Zerduşan: “Evet, inanmam için hiçbir sebep bulamıyorum. O yüzden inkar ediyorum, O yüzden karşı çıkıyorum, o yüzden Allah yok, peygamber yok, ahiret yok diyorum. O yüzden bilmeden inanmak isteyen insanların önüne geçerek set olmak istiyorum. Her platformda sesimi yükseltiyorum, avazım çıktığı kadar da yer-gök, dağ-taş, ins-cin duysun diye bağırıyorum. Dinsizliğimi ilanen duyuruyorum yani. İnanmak için herhangi bir neden duymak, görmek ve karşılaşmak da istemiyorum. Var olan aklım, geçmişten gelen insanlığın ortaya koyduğu kültürel birikim bana da, sana da insanlığa da yeter.” dedi.
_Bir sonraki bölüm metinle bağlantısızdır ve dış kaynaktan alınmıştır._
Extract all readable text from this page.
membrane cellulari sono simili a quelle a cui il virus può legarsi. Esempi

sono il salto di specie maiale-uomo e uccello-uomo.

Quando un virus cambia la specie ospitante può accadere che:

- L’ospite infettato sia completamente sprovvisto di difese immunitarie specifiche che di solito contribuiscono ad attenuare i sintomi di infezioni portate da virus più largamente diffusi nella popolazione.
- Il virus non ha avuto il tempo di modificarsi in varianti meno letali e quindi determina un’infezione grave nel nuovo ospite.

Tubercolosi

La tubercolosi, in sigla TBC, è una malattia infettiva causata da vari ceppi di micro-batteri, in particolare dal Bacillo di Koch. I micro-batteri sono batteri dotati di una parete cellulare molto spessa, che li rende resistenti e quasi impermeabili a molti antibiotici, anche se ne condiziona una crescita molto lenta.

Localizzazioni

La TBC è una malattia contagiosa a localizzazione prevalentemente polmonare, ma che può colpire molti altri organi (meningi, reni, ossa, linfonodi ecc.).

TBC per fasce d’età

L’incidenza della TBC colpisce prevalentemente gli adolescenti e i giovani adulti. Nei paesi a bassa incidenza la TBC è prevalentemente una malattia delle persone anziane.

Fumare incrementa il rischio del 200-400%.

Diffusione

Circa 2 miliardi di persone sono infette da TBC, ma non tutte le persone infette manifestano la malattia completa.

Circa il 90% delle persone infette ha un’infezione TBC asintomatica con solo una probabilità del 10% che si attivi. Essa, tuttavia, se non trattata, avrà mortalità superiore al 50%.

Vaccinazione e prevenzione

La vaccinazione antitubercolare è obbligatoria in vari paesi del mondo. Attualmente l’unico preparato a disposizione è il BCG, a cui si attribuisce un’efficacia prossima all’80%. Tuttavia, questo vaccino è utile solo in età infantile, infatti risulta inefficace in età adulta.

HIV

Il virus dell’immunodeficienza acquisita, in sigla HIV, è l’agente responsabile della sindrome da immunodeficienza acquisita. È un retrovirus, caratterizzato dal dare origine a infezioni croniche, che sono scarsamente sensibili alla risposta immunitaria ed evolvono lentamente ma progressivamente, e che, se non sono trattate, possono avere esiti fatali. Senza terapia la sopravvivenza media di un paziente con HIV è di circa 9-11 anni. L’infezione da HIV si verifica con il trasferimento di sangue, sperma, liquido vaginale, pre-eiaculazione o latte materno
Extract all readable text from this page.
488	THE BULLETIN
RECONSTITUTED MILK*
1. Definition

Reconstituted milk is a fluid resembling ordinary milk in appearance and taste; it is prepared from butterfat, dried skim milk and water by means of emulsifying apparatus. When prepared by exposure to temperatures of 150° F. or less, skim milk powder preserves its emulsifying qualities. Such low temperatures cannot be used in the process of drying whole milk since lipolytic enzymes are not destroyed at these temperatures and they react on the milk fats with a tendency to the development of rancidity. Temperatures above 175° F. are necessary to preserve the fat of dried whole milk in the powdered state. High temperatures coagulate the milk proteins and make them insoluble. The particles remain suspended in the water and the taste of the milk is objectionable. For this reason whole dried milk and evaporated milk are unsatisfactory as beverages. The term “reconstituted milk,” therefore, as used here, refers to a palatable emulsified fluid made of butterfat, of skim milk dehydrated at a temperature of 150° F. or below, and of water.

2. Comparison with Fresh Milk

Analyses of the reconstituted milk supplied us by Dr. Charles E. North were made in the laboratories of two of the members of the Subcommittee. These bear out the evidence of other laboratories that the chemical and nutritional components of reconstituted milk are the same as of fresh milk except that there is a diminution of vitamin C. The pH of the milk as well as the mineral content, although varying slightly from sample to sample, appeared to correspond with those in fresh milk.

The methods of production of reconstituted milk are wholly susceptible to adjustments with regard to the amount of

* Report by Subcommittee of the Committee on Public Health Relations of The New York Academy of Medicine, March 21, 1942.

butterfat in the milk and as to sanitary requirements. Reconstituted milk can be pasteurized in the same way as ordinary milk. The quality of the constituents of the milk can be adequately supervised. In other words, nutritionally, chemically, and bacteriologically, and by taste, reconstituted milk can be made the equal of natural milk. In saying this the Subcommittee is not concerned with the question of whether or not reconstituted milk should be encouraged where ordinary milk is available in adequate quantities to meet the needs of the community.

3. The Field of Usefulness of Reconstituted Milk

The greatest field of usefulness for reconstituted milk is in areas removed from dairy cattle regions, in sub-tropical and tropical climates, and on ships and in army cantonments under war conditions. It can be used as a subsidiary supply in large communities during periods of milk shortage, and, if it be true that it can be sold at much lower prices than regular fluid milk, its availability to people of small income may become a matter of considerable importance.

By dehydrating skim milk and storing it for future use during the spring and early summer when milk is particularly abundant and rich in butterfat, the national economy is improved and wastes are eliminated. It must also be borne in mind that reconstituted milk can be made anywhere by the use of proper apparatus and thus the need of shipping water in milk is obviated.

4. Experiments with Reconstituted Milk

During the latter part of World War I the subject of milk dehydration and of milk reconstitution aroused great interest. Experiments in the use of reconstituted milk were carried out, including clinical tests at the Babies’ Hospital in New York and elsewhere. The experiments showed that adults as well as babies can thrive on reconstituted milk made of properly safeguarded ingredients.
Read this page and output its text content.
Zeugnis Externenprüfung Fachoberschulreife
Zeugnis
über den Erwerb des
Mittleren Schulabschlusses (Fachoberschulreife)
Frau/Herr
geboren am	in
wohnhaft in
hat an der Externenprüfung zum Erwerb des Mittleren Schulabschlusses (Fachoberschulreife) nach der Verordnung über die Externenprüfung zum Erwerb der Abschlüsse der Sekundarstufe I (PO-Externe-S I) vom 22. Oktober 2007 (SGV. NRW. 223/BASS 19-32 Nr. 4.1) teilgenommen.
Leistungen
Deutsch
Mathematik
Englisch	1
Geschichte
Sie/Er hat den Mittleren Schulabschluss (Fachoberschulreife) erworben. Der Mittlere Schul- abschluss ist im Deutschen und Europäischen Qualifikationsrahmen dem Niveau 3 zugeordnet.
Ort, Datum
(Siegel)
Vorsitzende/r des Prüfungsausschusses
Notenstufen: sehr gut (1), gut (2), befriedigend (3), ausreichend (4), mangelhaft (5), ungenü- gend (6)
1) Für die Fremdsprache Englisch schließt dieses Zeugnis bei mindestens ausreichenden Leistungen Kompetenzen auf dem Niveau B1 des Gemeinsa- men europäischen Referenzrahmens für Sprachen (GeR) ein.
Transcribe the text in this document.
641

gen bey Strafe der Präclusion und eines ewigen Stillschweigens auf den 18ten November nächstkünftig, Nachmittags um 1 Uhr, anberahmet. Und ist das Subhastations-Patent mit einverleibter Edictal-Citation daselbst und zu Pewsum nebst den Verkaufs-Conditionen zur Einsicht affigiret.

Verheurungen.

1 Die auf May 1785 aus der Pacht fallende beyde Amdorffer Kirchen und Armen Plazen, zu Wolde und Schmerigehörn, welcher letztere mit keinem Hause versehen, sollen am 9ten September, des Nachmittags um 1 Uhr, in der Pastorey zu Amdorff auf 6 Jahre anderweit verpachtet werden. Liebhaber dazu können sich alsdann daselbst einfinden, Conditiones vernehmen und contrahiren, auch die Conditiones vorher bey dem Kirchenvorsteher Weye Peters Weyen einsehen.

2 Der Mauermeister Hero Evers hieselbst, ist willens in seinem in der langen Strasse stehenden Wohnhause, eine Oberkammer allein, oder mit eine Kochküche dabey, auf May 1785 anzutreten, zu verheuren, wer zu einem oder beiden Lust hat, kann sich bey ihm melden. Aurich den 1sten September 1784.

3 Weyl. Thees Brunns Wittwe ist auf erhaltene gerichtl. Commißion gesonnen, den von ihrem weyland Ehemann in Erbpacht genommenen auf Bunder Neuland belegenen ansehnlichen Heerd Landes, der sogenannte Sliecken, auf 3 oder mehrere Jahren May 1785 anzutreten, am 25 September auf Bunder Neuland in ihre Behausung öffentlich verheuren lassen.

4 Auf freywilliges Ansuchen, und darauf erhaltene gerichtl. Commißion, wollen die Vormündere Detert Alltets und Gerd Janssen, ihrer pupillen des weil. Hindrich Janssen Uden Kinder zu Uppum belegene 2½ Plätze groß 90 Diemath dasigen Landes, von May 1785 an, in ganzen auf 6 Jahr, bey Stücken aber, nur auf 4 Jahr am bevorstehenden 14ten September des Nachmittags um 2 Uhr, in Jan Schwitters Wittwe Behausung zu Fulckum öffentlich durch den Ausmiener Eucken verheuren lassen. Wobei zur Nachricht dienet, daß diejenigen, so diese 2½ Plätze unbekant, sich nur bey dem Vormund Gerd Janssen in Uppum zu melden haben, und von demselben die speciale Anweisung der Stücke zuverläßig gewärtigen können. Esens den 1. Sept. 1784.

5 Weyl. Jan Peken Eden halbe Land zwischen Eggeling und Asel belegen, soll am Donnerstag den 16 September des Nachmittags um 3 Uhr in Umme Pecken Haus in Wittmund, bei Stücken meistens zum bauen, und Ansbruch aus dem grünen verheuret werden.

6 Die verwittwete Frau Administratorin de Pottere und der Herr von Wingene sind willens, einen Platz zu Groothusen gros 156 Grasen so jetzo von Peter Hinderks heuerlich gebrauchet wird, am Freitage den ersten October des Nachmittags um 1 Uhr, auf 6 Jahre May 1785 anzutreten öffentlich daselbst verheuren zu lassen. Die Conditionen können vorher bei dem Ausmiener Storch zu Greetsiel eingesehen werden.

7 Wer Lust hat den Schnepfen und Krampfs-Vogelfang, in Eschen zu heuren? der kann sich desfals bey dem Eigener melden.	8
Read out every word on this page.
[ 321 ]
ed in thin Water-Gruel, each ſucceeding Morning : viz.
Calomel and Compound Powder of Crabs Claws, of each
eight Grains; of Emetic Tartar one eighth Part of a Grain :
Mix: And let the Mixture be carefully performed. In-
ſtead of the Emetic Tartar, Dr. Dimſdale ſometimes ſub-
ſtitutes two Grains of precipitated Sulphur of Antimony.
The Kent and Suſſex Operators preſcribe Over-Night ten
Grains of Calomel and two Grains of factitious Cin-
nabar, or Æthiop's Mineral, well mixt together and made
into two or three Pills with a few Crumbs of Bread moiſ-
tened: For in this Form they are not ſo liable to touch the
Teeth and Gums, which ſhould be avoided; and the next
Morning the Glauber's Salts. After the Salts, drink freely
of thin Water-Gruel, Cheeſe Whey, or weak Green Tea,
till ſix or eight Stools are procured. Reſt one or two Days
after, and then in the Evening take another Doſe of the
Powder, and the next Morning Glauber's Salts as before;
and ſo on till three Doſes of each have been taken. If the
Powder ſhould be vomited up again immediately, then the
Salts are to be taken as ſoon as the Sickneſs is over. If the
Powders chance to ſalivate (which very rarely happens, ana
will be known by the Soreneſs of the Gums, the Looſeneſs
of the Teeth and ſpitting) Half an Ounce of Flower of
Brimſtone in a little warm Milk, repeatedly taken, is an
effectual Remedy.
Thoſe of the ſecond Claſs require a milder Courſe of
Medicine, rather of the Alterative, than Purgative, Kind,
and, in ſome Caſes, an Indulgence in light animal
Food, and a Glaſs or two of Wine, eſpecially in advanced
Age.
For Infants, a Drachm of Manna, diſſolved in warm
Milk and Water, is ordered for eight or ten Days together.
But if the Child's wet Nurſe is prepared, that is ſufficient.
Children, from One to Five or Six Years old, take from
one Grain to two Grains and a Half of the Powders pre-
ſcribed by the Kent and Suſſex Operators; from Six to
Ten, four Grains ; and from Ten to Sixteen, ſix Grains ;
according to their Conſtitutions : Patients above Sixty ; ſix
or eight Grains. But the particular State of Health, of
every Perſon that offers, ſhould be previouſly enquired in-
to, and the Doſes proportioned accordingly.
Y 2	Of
“Elhamdülillah ben Müslümanım ve Allah’ın dinine tabi olanlardan olmak istiyorum. Ve sahip olduğum inancımın samimi olmasını diliyorum. Ve yine ben Allah’ın emir ve yasakları doğrultusunda bir yaşamı kurgulamak istiyorum bu dünyada. Sizi bilmem. Dünya bir imtihan arenası. Dileyen iman eder dileyen inkar eder. Senin için ortada inanman için hiçbir sebep yok. Sen de inanmıyorsun. Öyle mi?”
“Evet inanmıyorum. Ortada her hangi bir sebep olsun veya olmasın; inanmadığımı, inanmak istemediğimi, inananları sevmediğimi, dini ritüellerden köşe bucak kaçtığımı açıkça belirtiyorum. Gizli kapaklı iş yapmayı da hiç sevmiyorum.”